Their personal agony tags on my professional responsibility to make sense out the whirlpool of their emotions. After all, am I not the Psychologist, the doctor who is supposed to know the workings of the human mind?

Like Ariadne I am asked to lead them deep into the heart of the Labyrinth where understanding and forgiveness are waiting to be mustered. But understanding more often than not does not fill the emotional void while anger becomes the final bond that ties us to the abuser in an insouciant search for both love and revenge.

Understanding abuse demands of us to transcend the childhood illusion that our parents are all- knowing, all- powerful, paragons of emotional health punishing us only for our own good and only because we are intrinsically and hopelessly “bad and stupid”. It requires that we put our pain aside and search for theirs. It asks us to do something that we often resist with every fiber of our being: seeing the abuser as damaged, tortured, herself a victim of abuse, emotionally retarded and pathetic. Forgiveness requires a level and kind of empathy (understanding a person’s emotional limitations) that our anger and the yearning for acknowledgement and retribution often do not allow.

Do you see how maddening this vicious circle is? We want an emotionally retarded, morally bereft person to acknowledge and understand the wrong of her actions, but if she was capable of this kind of understanding she would not have done them to begin with. The fault is not with the victim’s ability to explain how she was hurt, but with the abuser’s ability to comprehend. It is like expecting someone who never learned Greek to read the Odyssey in its original.

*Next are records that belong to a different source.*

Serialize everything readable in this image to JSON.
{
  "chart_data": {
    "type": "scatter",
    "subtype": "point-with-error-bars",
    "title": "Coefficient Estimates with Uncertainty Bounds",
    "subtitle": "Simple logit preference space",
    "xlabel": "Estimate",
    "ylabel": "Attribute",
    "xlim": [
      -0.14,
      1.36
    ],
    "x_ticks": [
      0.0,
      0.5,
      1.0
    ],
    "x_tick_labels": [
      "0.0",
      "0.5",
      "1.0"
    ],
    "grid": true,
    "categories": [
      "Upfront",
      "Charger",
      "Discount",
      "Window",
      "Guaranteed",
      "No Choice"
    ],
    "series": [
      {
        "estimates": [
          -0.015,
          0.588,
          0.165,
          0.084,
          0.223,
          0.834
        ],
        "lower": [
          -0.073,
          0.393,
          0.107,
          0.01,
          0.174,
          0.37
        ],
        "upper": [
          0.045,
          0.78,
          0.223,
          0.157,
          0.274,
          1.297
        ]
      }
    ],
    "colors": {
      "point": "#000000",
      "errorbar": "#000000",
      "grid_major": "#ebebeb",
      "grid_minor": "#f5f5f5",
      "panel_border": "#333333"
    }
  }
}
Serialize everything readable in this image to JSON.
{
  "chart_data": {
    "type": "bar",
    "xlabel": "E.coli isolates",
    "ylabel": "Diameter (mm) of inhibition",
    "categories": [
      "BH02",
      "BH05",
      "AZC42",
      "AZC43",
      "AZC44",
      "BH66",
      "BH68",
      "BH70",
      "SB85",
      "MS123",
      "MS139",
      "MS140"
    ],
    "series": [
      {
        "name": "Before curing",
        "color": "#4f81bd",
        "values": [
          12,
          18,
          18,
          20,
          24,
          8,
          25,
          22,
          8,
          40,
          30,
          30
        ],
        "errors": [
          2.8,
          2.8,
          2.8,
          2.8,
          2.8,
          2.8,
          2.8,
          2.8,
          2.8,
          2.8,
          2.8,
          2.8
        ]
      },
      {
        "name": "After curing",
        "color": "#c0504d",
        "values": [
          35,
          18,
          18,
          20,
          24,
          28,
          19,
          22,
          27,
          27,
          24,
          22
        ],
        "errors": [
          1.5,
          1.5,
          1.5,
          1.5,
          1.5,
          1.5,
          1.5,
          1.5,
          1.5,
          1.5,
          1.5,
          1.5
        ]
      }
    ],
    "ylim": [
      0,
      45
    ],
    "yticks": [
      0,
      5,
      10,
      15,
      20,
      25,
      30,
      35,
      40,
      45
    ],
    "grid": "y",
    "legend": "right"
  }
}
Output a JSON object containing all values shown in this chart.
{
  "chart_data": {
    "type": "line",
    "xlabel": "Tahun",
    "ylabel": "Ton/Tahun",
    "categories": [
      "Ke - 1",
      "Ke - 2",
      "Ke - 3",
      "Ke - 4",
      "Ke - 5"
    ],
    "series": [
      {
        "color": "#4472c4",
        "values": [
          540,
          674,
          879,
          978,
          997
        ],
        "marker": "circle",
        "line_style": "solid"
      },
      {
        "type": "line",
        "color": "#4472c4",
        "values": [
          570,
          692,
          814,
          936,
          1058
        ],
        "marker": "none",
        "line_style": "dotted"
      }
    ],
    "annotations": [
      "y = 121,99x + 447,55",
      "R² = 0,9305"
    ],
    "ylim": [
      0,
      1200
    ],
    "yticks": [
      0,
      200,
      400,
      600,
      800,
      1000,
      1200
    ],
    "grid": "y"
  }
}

But isn’t understanding and accepting the abuser’s pathology and limitations letting her off the hook?
NO.
Letting go of the yearning to be validated, which feeds and multiplies the rage of the original abuse and abandoning the demand to be loved in the way you understand love is not saying to the perpetrator that what she did is ok. It does not even mean that you will ever have to talk to her again if this is not what is best for you.

What it does mean is that you will not let the anger corrode your soul. That you will not be tied to an abuser with the chains of an illusion: for ever seeking love and acknowledgement, incessantly explaining, placating, ingratiating or as a last resort threatening and forever been crashed.


Put down the boulder Sisyphus. This is an impossible task.